The Cinema of Ozu According to Kiju Yoshida (Kiju Yoshida, 1994)
Yoshida’s Ozu theses range from acceptably accurate, to rather pretentious, to shockingly feeble. (Most egregious is his claim that Ozu’s direction of actors was such that no two lines were delivered the same way, whereas Ozu’s directorial presence is all about flattening drama with a calm, contented manner that in fact is quite repetitive.) Then again, I’m pretty sure if a piece of my own criticism was laboriously extended to feature-length and righteously intoned over some of my favorite moments in cinema, no sane person would want to view the result. Somehow I sense that, given rumors of Ozu-Yoshida enmity, Yoshida made this film to prove to himself he still liked the man first, and make a meaningful contribution to film history second.

Literature:

PRO:

The End of the Affair (Graham Greene, 1951)
Aside from a brief foray into smug lit-crit bashing, this is a fascinating crack at 1st-person for Greene that, unlike FMF’s The Good Soldier (apparently a big inspiration), resists tapping insecurity as a source for comedy, and instead dives into the workings of jealousy with Musilian fervor.
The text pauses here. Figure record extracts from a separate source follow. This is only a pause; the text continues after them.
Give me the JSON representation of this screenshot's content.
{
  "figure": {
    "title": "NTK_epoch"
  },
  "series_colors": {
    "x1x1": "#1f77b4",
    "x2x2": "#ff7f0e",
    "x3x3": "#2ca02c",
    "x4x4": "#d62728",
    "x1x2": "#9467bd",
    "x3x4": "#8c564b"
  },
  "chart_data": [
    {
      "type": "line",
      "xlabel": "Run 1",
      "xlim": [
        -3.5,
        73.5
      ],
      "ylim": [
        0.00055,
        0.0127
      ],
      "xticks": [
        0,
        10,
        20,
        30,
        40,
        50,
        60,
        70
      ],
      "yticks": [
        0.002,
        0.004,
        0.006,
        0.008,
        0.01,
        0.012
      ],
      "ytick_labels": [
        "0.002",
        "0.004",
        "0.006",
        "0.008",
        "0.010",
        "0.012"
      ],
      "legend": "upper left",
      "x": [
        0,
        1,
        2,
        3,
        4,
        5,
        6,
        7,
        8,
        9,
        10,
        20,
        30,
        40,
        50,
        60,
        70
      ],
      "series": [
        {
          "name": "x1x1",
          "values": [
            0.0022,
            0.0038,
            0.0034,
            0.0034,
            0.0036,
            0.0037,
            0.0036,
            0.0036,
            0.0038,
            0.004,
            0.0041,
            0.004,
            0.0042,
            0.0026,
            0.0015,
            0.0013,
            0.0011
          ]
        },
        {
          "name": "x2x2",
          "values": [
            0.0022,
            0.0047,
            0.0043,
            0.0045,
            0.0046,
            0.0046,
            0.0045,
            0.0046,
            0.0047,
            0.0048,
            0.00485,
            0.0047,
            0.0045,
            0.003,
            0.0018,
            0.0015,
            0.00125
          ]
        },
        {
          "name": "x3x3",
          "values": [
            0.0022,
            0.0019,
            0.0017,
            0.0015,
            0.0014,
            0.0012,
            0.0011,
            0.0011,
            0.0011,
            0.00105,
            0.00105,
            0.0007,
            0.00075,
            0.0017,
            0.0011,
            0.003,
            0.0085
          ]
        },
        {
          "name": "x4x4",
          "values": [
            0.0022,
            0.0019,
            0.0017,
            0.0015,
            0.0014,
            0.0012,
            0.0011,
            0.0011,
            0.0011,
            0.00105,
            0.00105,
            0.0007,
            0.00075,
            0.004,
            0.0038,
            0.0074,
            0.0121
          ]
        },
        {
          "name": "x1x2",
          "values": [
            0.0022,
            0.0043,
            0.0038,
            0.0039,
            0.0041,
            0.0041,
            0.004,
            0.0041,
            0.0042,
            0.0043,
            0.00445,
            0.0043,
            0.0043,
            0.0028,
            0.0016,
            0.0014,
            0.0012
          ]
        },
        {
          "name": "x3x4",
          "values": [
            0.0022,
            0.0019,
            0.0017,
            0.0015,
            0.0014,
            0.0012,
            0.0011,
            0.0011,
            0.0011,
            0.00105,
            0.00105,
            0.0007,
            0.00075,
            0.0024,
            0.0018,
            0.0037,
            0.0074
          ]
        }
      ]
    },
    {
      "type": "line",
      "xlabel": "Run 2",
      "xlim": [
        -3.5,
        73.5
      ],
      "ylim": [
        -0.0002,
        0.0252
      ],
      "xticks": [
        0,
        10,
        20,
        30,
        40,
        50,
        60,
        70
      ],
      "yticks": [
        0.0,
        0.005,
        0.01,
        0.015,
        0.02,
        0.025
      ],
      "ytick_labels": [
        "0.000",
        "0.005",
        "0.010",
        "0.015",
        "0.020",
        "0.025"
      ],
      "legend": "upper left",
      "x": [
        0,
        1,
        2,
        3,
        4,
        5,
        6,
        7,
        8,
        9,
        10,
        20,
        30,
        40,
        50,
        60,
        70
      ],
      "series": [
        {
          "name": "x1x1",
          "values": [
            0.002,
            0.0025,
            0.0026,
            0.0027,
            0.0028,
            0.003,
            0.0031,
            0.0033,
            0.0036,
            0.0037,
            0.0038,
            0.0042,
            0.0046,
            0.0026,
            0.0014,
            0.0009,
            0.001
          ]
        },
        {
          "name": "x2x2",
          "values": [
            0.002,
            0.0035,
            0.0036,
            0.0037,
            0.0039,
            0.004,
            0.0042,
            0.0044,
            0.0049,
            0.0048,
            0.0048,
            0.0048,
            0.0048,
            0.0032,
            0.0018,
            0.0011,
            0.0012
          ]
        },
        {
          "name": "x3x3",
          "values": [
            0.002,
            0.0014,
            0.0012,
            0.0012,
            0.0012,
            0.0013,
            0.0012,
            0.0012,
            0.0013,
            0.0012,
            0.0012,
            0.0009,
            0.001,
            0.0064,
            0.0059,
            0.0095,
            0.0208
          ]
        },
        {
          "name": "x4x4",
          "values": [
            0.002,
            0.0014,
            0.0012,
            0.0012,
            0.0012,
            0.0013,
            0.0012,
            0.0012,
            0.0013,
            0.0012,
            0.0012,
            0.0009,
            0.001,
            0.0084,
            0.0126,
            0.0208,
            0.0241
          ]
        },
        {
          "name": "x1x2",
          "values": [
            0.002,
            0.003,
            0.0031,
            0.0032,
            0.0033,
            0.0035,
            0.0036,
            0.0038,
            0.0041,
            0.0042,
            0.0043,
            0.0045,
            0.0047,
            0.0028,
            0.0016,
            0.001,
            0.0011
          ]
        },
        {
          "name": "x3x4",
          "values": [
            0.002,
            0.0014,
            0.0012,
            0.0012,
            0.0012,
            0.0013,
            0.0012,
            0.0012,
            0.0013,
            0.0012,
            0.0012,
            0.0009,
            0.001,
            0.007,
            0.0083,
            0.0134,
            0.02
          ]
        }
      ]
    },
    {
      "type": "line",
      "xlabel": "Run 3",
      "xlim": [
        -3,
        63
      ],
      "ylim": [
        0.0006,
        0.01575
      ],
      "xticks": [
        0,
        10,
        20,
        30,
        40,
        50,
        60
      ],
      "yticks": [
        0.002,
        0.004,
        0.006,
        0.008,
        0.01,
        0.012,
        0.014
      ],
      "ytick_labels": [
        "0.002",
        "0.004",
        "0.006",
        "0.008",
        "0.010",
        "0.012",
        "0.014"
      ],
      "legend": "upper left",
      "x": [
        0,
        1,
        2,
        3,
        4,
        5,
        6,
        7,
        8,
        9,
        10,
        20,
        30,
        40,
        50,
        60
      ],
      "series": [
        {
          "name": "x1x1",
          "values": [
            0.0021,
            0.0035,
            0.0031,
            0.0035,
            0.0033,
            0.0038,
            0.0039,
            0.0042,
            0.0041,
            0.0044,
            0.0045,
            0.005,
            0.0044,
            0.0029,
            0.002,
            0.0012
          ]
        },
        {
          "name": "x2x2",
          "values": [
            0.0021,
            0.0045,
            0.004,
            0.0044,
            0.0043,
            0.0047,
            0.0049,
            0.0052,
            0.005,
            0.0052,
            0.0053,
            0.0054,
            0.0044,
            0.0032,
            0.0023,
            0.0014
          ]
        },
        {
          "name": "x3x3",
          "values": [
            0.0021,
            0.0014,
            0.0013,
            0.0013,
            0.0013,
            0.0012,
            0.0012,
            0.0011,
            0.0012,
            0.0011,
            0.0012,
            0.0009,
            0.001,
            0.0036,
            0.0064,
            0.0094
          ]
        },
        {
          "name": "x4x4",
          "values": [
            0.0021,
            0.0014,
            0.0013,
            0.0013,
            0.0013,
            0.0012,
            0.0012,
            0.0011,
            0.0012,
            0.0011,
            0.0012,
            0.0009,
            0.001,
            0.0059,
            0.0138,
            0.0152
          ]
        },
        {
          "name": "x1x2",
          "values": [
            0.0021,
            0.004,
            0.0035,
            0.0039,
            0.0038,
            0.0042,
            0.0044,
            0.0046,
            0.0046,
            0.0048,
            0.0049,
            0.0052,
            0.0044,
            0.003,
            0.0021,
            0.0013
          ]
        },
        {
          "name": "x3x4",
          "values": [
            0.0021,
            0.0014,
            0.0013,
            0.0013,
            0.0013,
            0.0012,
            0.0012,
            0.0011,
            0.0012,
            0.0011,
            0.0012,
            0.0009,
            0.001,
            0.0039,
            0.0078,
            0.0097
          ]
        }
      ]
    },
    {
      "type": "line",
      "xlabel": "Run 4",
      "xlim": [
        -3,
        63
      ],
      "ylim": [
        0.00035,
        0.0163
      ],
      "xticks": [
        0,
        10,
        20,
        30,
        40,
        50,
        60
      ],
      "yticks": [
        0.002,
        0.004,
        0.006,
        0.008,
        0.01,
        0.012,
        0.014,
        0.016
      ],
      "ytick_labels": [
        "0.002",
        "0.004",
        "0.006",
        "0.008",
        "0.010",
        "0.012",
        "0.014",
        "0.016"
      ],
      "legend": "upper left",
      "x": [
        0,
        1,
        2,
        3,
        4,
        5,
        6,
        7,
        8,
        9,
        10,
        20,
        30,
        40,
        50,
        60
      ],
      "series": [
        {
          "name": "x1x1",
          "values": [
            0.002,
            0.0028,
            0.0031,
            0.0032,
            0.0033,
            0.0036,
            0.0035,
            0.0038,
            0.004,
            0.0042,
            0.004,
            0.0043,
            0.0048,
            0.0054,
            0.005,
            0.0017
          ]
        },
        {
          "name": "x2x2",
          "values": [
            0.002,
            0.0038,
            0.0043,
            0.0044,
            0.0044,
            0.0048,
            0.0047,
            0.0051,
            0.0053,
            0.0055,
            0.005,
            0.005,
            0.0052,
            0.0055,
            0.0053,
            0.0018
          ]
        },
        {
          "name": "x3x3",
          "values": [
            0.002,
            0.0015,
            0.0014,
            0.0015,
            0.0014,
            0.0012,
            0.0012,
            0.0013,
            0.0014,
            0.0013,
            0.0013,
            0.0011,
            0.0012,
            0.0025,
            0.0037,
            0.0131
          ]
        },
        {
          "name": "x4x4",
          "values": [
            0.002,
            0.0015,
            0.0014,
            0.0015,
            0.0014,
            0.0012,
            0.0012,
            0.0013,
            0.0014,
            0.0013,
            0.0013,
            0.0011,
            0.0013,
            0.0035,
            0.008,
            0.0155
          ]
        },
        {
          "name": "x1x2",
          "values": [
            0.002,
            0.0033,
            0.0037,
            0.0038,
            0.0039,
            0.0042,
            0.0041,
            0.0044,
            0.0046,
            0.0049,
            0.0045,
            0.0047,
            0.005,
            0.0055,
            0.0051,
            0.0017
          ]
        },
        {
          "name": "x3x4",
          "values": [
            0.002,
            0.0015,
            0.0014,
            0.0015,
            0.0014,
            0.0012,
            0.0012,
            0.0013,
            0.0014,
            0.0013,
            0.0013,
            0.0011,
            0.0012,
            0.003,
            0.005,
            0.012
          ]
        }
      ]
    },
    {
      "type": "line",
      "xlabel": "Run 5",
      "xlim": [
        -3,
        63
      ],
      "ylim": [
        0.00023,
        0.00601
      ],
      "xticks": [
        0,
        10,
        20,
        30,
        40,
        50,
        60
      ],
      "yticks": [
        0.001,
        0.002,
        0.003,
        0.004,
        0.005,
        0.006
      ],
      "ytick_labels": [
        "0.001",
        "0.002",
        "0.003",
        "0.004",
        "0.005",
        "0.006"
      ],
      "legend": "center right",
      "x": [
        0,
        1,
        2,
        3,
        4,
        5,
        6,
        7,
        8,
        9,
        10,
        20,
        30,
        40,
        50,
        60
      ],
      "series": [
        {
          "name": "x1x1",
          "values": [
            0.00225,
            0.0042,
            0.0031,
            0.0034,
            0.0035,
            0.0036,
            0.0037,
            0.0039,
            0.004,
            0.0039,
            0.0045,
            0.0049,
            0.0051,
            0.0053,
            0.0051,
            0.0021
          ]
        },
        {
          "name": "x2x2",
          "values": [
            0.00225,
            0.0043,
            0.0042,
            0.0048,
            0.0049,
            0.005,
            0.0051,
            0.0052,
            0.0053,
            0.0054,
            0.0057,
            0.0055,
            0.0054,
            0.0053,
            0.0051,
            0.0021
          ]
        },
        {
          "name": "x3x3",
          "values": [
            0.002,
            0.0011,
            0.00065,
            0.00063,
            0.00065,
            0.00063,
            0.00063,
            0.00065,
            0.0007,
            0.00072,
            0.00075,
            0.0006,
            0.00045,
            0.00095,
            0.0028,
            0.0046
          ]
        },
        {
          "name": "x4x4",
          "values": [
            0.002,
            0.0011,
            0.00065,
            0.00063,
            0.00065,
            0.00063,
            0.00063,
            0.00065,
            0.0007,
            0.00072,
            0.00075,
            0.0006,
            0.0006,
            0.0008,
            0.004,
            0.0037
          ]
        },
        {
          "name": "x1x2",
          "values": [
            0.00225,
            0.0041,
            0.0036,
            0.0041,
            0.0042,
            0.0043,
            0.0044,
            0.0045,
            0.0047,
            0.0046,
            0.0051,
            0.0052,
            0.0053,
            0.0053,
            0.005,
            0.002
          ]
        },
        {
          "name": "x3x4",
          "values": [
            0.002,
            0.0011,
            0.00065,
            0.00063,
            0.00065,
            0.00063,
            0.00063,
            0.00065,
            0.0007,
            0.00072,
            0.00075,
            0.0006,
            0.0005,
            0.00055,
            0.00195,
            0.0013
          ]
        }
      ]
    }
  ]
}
The Violent Bear It Away (Flannery O’Connor, 1960)
A Confederacy of Dunces (John Kennedy Toole, 1980)
A Streetcar Named Desire (Tennessee Williams, 1951)

pro:

Outer Dark (Cormac McCarthy, 1968)
Cheating at Canasta (William Trevor, 2007)

con:

Flaubert’s Parrot (Julian Barnes, 1984)
An anti-novel whose status as an anti-novel is almost completely superfluous. Maybe the problem here is that Barnes himself is too contemptuous to achieve any distance from his contemptuous narrator, whom I suspect he means to criticize or something.

DNF:

Rushing to Paradise (J.G. Ballard, 1994)
Good when Ballard’s activist characters are relative innocents, and he subtly mines their crusades for smugness and hypocrisy; bad when they descend into dystopia, and his simplistic grasp of psychology shines through.